Unsustainable inference costs
Even the most seamless ecosystem will struggle if the economics don’t add up. The cost of at-scale inference is staggering, and it doesn’t seem like any vendors serving models today are making a profit.
This introduces some weird market dynamics.
Token-as-a-service providers are playing by a predictable growth-at-all-costs playbook: sacrificing near-term profitability for user acquisition, then making it up on volume once you’ve cornered the market. So for the time being, no one really knows what the willingness-to-pay is, because token prices are being kept artificially low.
As we’ve seen with Inflection and Stability, that strategy may have its limits, especially if they fail to distinguish their open offerings from paid ones. In turn, these failures may cause disillusionment, consolidation, and upward pricing trends.
At first glance, this could seem like a good thing (VC-subsidized prices, yay), but there are significant risks.
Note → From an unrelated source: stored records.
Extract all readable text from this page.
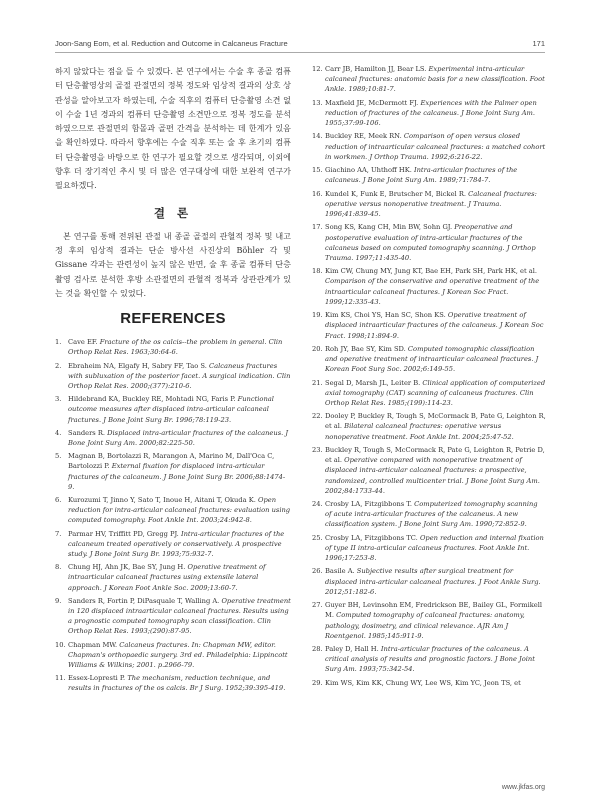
Joon-Sang Eom, et al. Reduction and Outcome in Calcaneus Fracture	171

하지 않았다는 점을 들 수 있겠다. 본 연구에서는 수술 후 종골 컴퓨터 단층촬영상의 골절 관절면의 정복 정도와 임상적 결과의 상호 상관성을 알아보고자 하였는데, 수술 직후의 컴퓨터 단층촬영 소견 없이 수술 1년 경과의 컴퓨터 단층촬영 소견만으로 정복 정도를 분석하였으므로 관절면의 함몰과 골편 간격을 분석하는 데 한계가 있음을 확인하였다. 따라서 향후에는 수술 직후 또는 술 후 초기의 컴퓨터 단층촬영을 바탕으로 한 연구가 필요할 것으로 생각되며, 이외에 향후 더 장기적인 추시 및 더 많은 연구대상에 대한 보완적 연구가 필요하겠다.

결 론

본 연구를 통해 전위된 관절 내 종골 골절의 관혈적 정복 및 내고정 후의 임상적 결과는 단순 방사선 사진상의 Böhler 각 및 Gissane 각과는 관련성이 높지 않은 반면, 술 후 종골 컴퓨터 단층촬영 검사로 분석한 후방 소관절면의 관혈적 정복과 상관관계가 있는 것을 확인할 수 있었다.

REFERENCES
1. Cave EF. Fracture of the os calcis--the problem in general. Clin Orthop Relat Res. 1963;30:64-6.
2. Ebraheim NA, Elgafy H, Sabry FF, Tao S. Calcaneus fractures with subluxation of the posterior facet. A surgical indication. Clin Orthop Relat Res. 2000;(377):210-6.
3. Hildebrand KA, Buckley RE, Mohtadi NG, Faris P. Functional outcome measures after displaced intra-articular calcaneal fractures. J Bone Joint Surg Br. 1996;78:119-23.
4. Sanders R. Displaced intra-articular fractures of the calcaneus. J Bone Joint Surg Am. 2000;82:225-50.
5. Magnan B, Bortolazzi R, Marangon A, Marino M, Dall'Oca C, Bartolozzi P. External fixation for displaced intra-articular fractures of the calcaneum. J Bone Joint Surg Br. 2006;88:1474-9.
6. Kurozumi T, Jinno Y, Sato T, Inoue H, Aitani T, Okuda K. Open reduction for intra-articular calcaneal fractures: evaluation using computed tomography. Foot Ankle Int. 2003;24:942-8.
7. Parmar HV, Triffitt PD, Gregg PJ. Intra-articular fractures of the calcaneum treated operatively or conservatively. A prospective study. J Bone Joint Surg Br. 1993;75:932-7.
8. Chung HJ, Ahn JK, Bae SY, Jung H. Operative treatment of intraarticular calcaneal fractures using extensile lateral approach. J Korean Foot Ankle Soc. 2009;13:60-7.
9. Sanders R, Fortin P, DiPasquale T, Walling A. Operative treatment in 120 displaced intraarticular calcaneal fractures. Results using a prognostic computed tomography scan classification. Clin Orthop Relat Res. 1993;(290):87-95.
10. Chapman MW. Calcaneus fractures. In: Chapman MW, editor. Chapman's orthopaedic surgery. 3rd ed. Philadelphia: Lippincott Williams & Wilkins; 2001. p.2966-79.
11. Essex-Lopresti P. The mechanism, reduction technique, and results in fractures of the os calcis. Br J Surg. 1952;39:395-419.
12. Carr JB, Hamilton JJ, Bear LS. Experimental intra-articular calcaneal fractures: anatomic basis for a new classification. Foot Ankle. 1989;10:81-7.
13. Maxfield JE, McDermott FJ. Experiences with the Palmer open reduction of fractures of the calcaneus. J Bone Joint Surg Am. 1955;37:99-106.
14. Buckley RE, Meek RN. Comparison of open versus closed reduction of intraarticular calcaneal fractures: a matched cohort in workmen. J Orthop Trauma. 1992;6:216-22.
15. Giachino AA, Uhthoff HK. Intra-articular fractures of the calcaneus. J Bone Joint Surg Am. 1989;71:784-7.
16. Kundel K, Funk E, Brutscher M, Bickel R. Calcaneal fractures: operative versus nonoperative treatment. J Trauma. 1996;41:839-45.
17. Song KS, Kang CH, Min BW, Sohn GJ. Preoperative and postoperative evaluation of intra-articular fractures of the calcaneus based on computed tomography scanning. J Orthop Trauma. 1997;11:435-40.
18. Kim CW, Chung MY, Jung KT, Bae EH, Park SH, Park HK, et al. Comparison of the conservative and operative treatment of the intraarticular calcaneal fractures. J Korean Soc Fract. 1999;12:335-43.
19. Kim KS, Choi YS, Han SC, Shon KS. Operative treatment of displaced intraarticular fractures of the calcaneus. J Korean Soc Fract. 1998;11:894-9.
20. Roh JY, Bae SY, Kim SD. Computed tomographic classification and operative treatment of intraarticular calcaneal fractures. J Korean Foot Surg Soc. 2002;6:149-55.
21. Segal D, Marsh JL, Leiter B. Clinical application of computerized axial tomography (CAT) scanning of calcaneus fractures. Clin Orthop Relat Res. 1985;(199):114-23.
22. Dooley P, Buckley R, Tough S, McCormack B, Pate G, Leighton R, et al. Bilateral calcaneal fractures: operative versus nonoperative treatment. Foot Ankle Int. 2004;25:47-52.
23. Buckley R, Tough S, McCormack R, Pate G, Leighton R, Petrie D, et al. Operative compared with nonoperative treatment of displaced intra-articular calcaneal fractures: a prospective, randomized, controlled multicenter trial. J Bone Joint Surg Am. 2002;84:1733-44.
24. Crosby LA, Fitzgibbons T. Computerized tomography scanning of acute intra-articular fractures of the calcaneus. A new classification system. J Bone Joint Surg Am. 1990;72:852-9.
25. Crosby LA, Fitzgibbons TC. Open reduction and internal fixation of type II intra-articular calcaneus fractures. Foot Ankle Int. 1996;17:253-8.
26. Basile A. Subjective results after surgical treatment for displaced intra-articular calcaneal fractures. J Foot Ankle Surg. 2012;51:182-6.
27. Guyer BH, Levinsohn EM, Fredrickson BE, Bailey GL, Formikell M. Computed tomography of calcaneal fractures: anatomy, pathology, dosimetry, and clinical relevance. AJR Am J Roentgenol. 1985;145:911-9.
28. Paley D, Hall H. Intra-articular fractures of the calcaneus. A critical analysis of results and prognostic factors. J Bone Joint Surg Am. 1993;75:342-54.
29. Kim WS, Kim KK, Chung WY, Lee WS, Kim YC, Jeon TS, et
www.jkfas.org
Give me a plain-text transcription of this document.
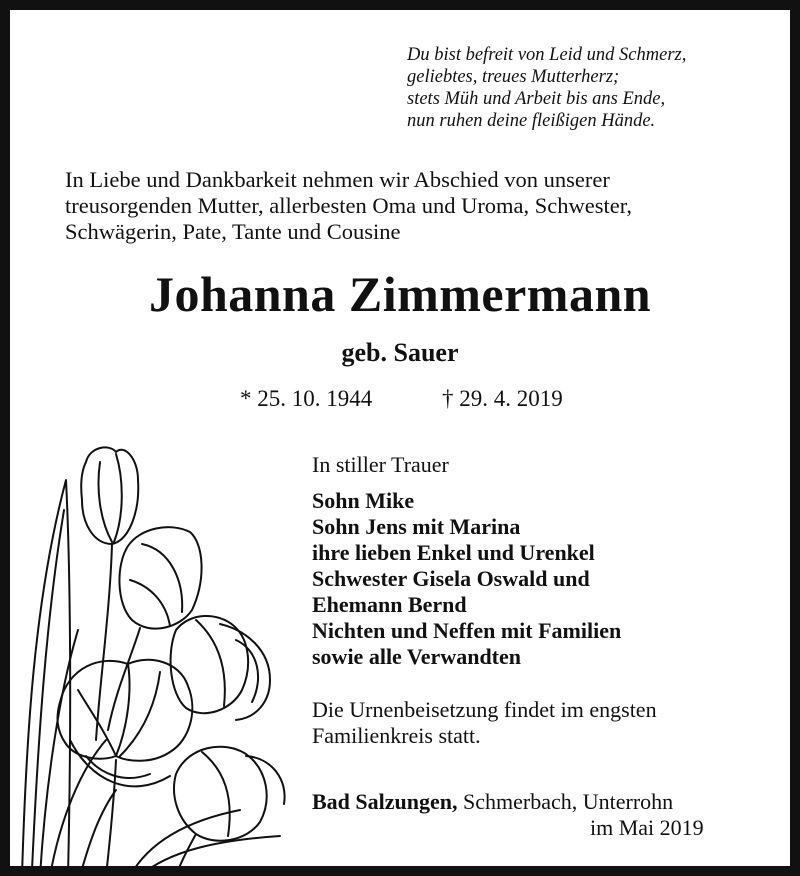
Du bist befreit von Leid und Schmerz,
geliebtes, treues Mutterherz;
stets Müh und Arbeit bis ans Ende,
nun ruhen deine fleißigen Hände.
In Liebe und Dankbarkeit nehmen wir Abschied von unserer
treusorgenden Mutter, allerbesten Oma und Uroma, Schwester,
Schwägerin, Pate, Tante und Cousine
Johanna Zimmermann
geb. Sauer
* 25. 10. 1944	† 29. 4. 2019
In stiller Trauer
Sohn Mike
Sohn Jens mit Marina
ihre lieben Enkel und Urenkel
Schwester Gisela Oswald und
Ehemann Bernd
Nichten und Neffen mit Familien
sowie alle Verwandten
Die Urnenbeisetzung findet im engsten
Familienkreis statt.
Bad Salzungen, Schmerbach, Unterrohn
im Mai 2019
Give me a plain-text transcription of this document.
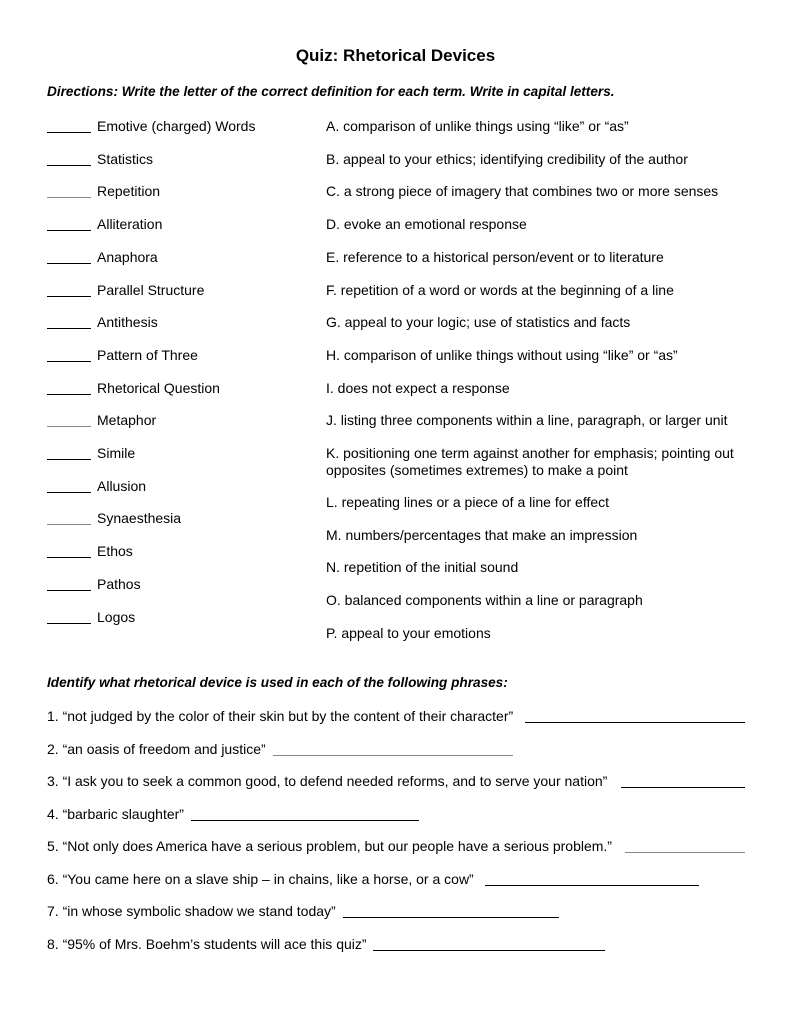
Quiz: Rhetorical Devices
Directions: Write the letter of the correct definition for each term. Write in capital letters.
Emotive (charged) Words
Statistics
Repetition
Alliteration
Anaphora
Parallel Structure
Antithesis
Pattern of Three
Rhetorical Question
Metaphor
Simile
Allusion
Synaesthesia
Ethos
Pathos
Logos
A. comparison of unlike things using “like” or “as”
B. appeal to your ethics; identifying credibility of the author
C. a strong piece of imagery that combines two or more senses
D. evoke an emotional response
E. reference to a historical person/event or to literature
F. repetition of a word or words at the beginning of a line
G. appeal to your logic; use of statistics and facts
H. comparison of unlike things without using “like” or “as”
I. does not expect a response
J. listing three components within a line, paragraph, or larger unit
K. positioning one term against another for emphasis; pointing out opposites (sometimes extremes) to make a point
L. repeating lines or a piece of a line for effect
M. numbers/percentages that make an impression
N. repetition of the initial sound
O. balanced components within a line or paragraph
P. appeal to your emotions
Identify what rhetorical device is used in each of the following phrases:
1. “not judged by the color of their skin but by the content of their character”
2. “an oasis of freedom and justice”
3. “I ask you to seek a common good, to defend needed reforms, and to serve your nation”
4. “barbaric slaughter”
5. “Not only does America have a serious problem, but our people have a serious problem.”
6. “You came here on a slave ship – in chains, like a horse, or a cow”
7. “in whose symbolic shadow we stand today”
8. “95% of Mrs. Boehm’s students will ace this quiz”
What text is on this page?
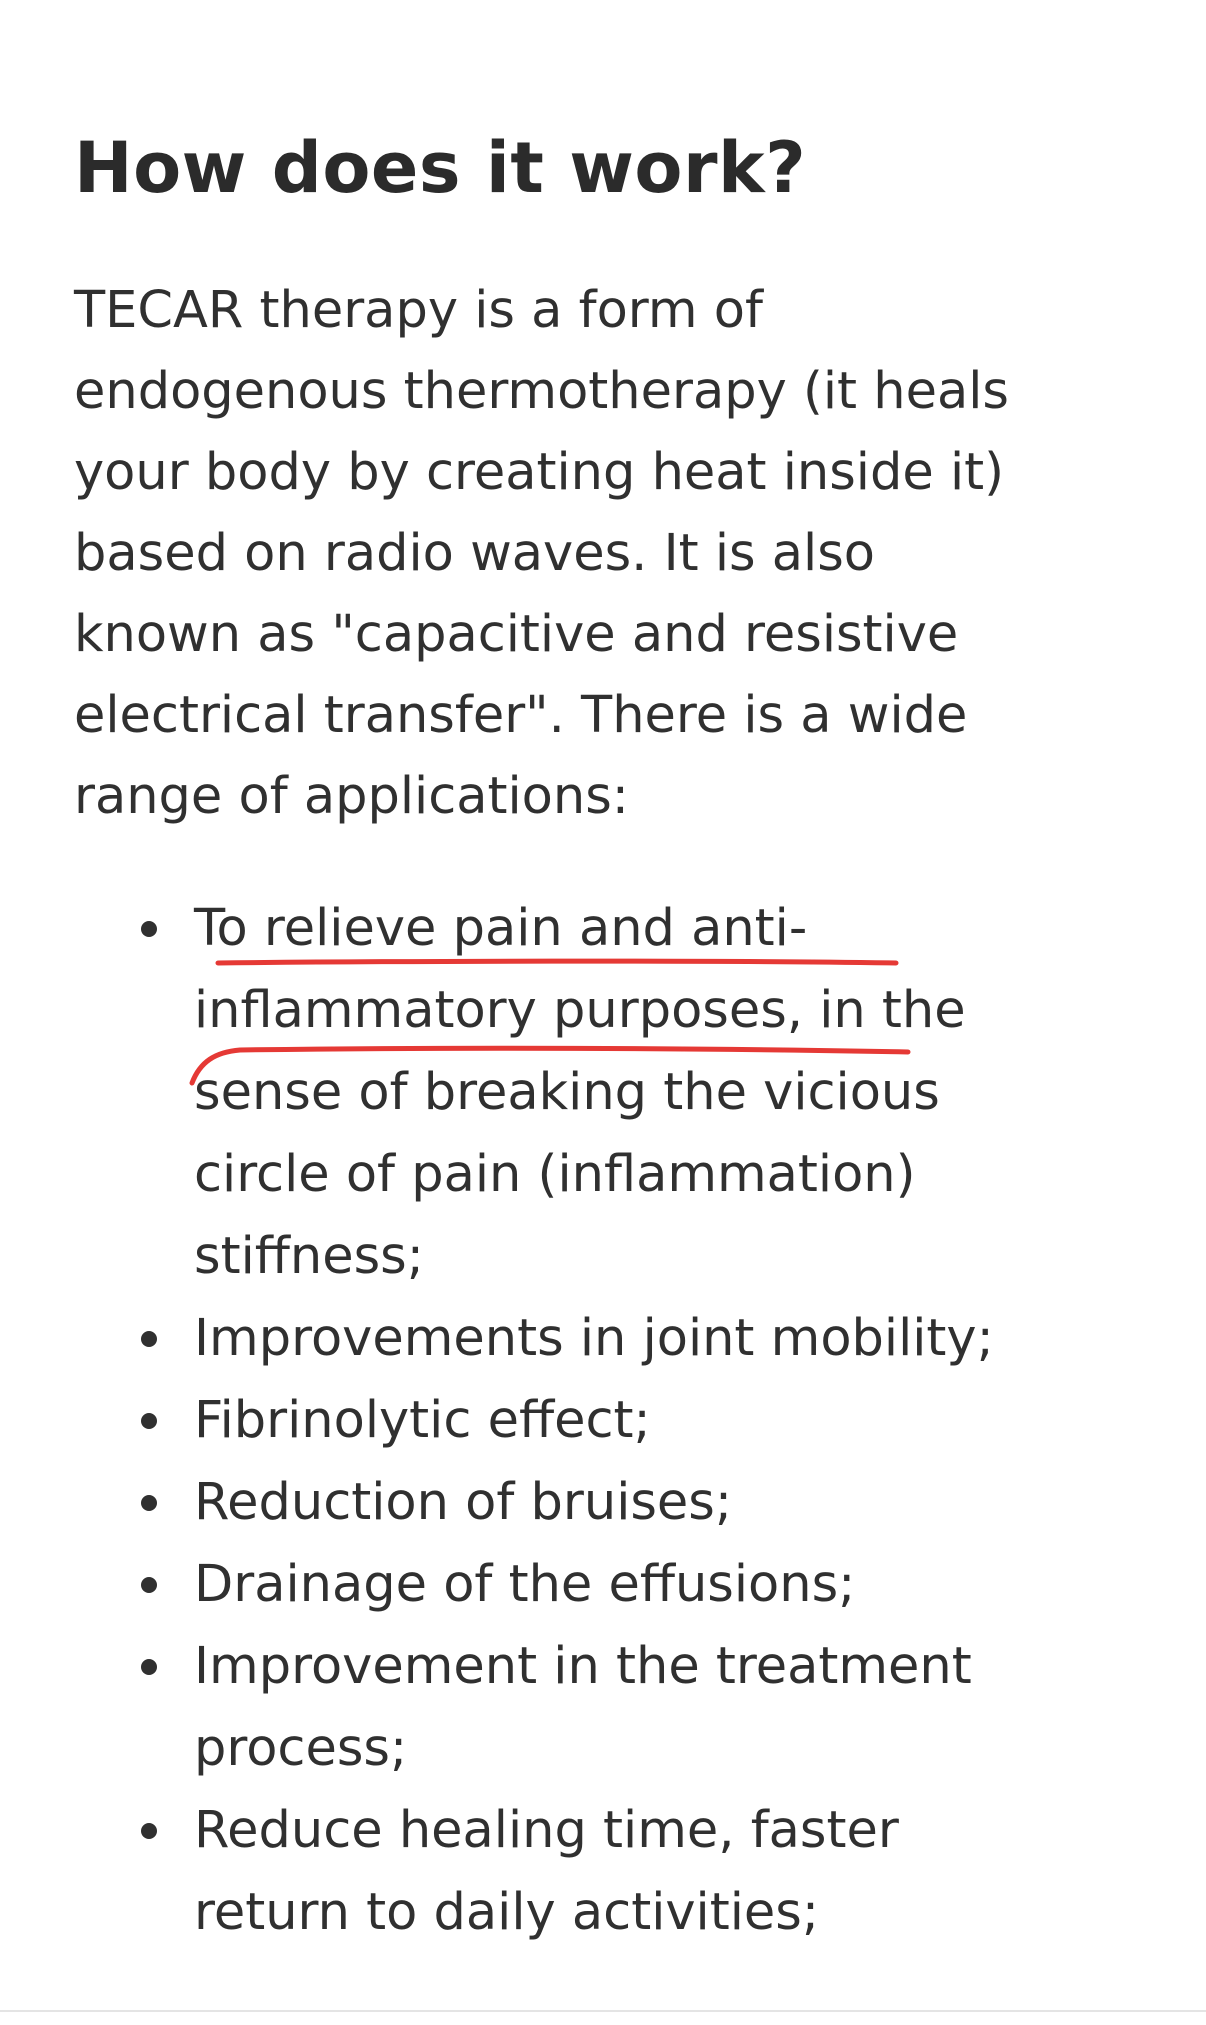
How does it work?

TECAR therapy is a form of
endogenous thermotherapy (it heals
your body by creating heat inside it)
based on radio waves. It is also
known as "capacitive and resistive
electrical transfer". There is a wide
range of applications:

To relieve pain and anti-
inflammatory purposes, in the
sense of breaking the vicious
circle of pain (inflammation)
stiffness;
Improvements in joint mobility;
Fibrinolytic effect;
Reduction of bruises;
Drainage of the effusions;
Improvement in the treatment
process;
Reduce healing time, faster
return to daily activities;
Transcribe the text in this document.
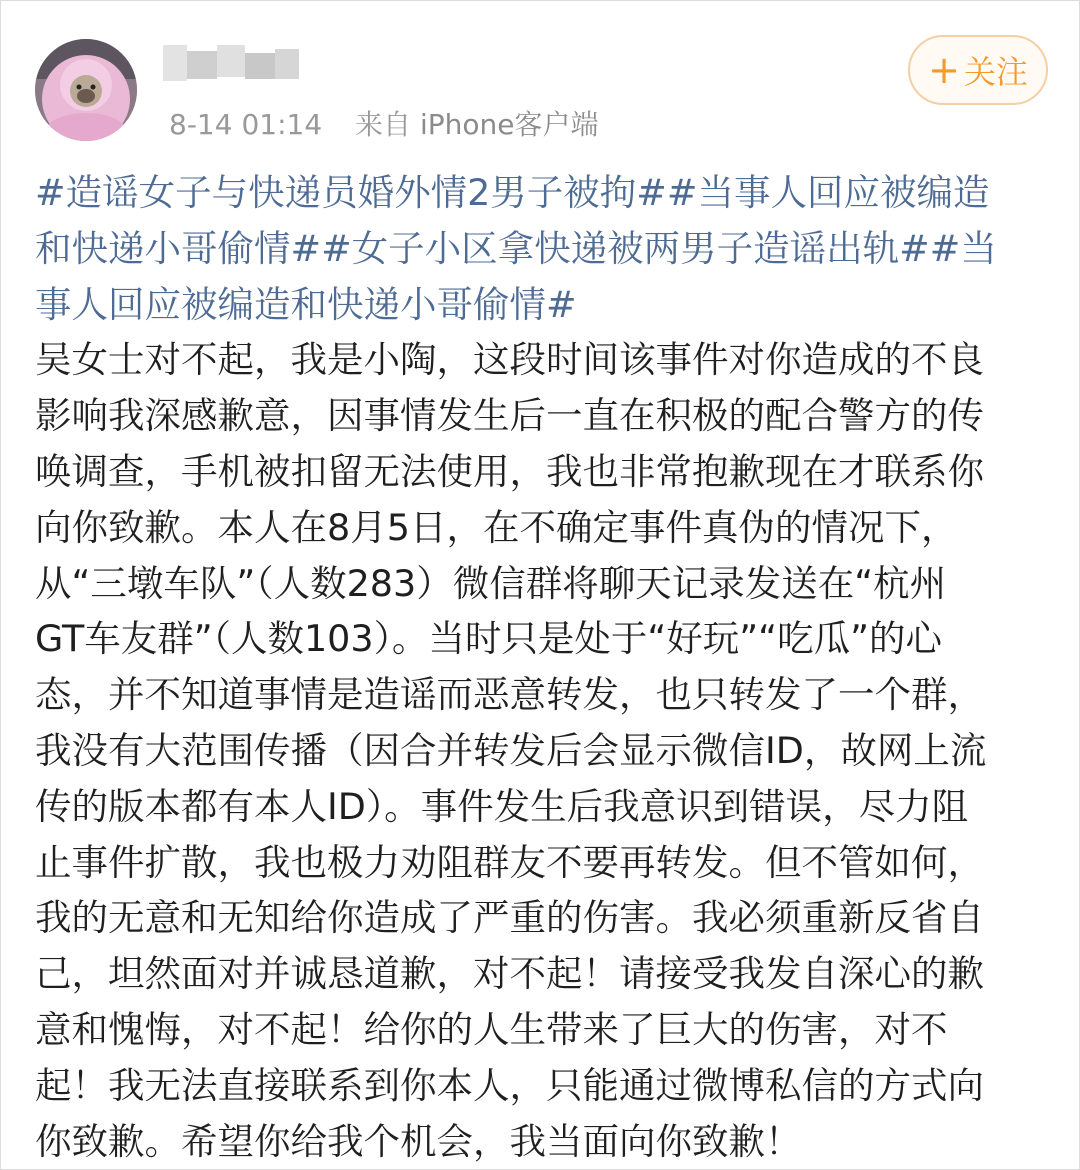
8-14 01:14 来自 iPhone客户端
+ 关注
#造谣女子与快递员婚外情2男子被拘##当事人回应被编造
和快递小哥偷情##女子小区拿快递被两男子造谣出轨##当
事人回应被编造和快递小哥偷情#
吴女士对不起，我是小陶，这段时间该事件对你造成的不良
影响我深感歉意，因事情发生后一直在积极的配合警方的传
唤调查，手机被扣留无法使用，我也非常抱歉现在才联系你
向你致歉。本人在8月5日，在不确定事件真伪的情况下，
从“三墩车队”（人数283）微信群将聊天记录发送在“杭州
GT车友群”（人数103）。当时只是处于“好玩”“吃瓜”的心
态，并不知道事情是造谣而恶意转发，也只转发了一个群，
我没有大范围传播（因合并转发后会显示微信ID，故网上流
传的版本都有本人ID）。事件发生后我意识到错误，尽力阻
止事件扩散，我也极力劝阻群友不要再转发。但不管如何，
我的无意和无知给你造成了严重的伤害。我必须重新反省自
己，坦然面对并诚恳道歉，对不起！请接受我发自深心的歉
意和愧悔，对不起！给你的人生带来了巨大的伤害，对不
起！我无法直接联系到你本人，只能通过微博私信的方式向
你致歉。希望你给我个机会，我当面向你致歉！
Basing your own product strategy on unsustainably low prices can cause a severe hangover to your cost structure if and when those prices eventually do rise. Moreover, vendor lock-in carries the risk of your chosen model suddenly becoming unavailable or prohibitively expensive if they fail to hit profitability. You need to be careful not to anchor your product too much on the idiosyncrasies of a single vendor’s model family.
A valid counter would be that Moore’s Law is naturally driving down inference costs overtime, hence the “make it up on volume later” meme. While this is true that there’s about a 3x reduction per year in physical compute required to hit a given performance target, it’s also true that training costs for frontier models are rising by a similar rate at 3.1x per year. So if you want last year’s model, that will be cheaper, but if you want the latest and greatest, you’re still going to have to pay.
In short, the current economics of AI inference are concerningly unstable, and businesses should be strategic in navigating that when building products that use external models.
Recommendations
To recap, the path to real impact and ROI remains unclear for many businesses under pressure to adopt AI in their products and services. So, what’s a savvy team to do when crafting their strategy? Two options stand out in contrast to the model-centric approach:
Highly optimized token-as-a-service providers like DeepInfra offer a compelling value proposition, by focusing solely on efficient model hosting and serving. By comparing models and hosts on independent leaderboards like Artificial Analysis, businesses can find the best bang for their inference buck.
Model routers like Martian and OpenRouter take this a step further by dynamically allocating queries across multiple models based on cost, speed, and performance. They’re constantly tracking the model tokenomics and quality with insane prompt-specific granularity, which lets customers tap into the best available models for any use case without vendor lock-in.
Of course, each solution has their tradeoffs, which we’ll dive into next week with a tactical breakdown in part 2. We’ll explore, model routing, fine-tuning, leaderboarding, and more practical takeaways for AI strategies. Until then, I’d recommend reading Cerebral Valley’s deep dive with the Martian team to get familiar with what they’re up to.
But for now, the key takeaways are this: the model is not the product, and the businesses that will thrive are those that match the right model to the right job at the best price.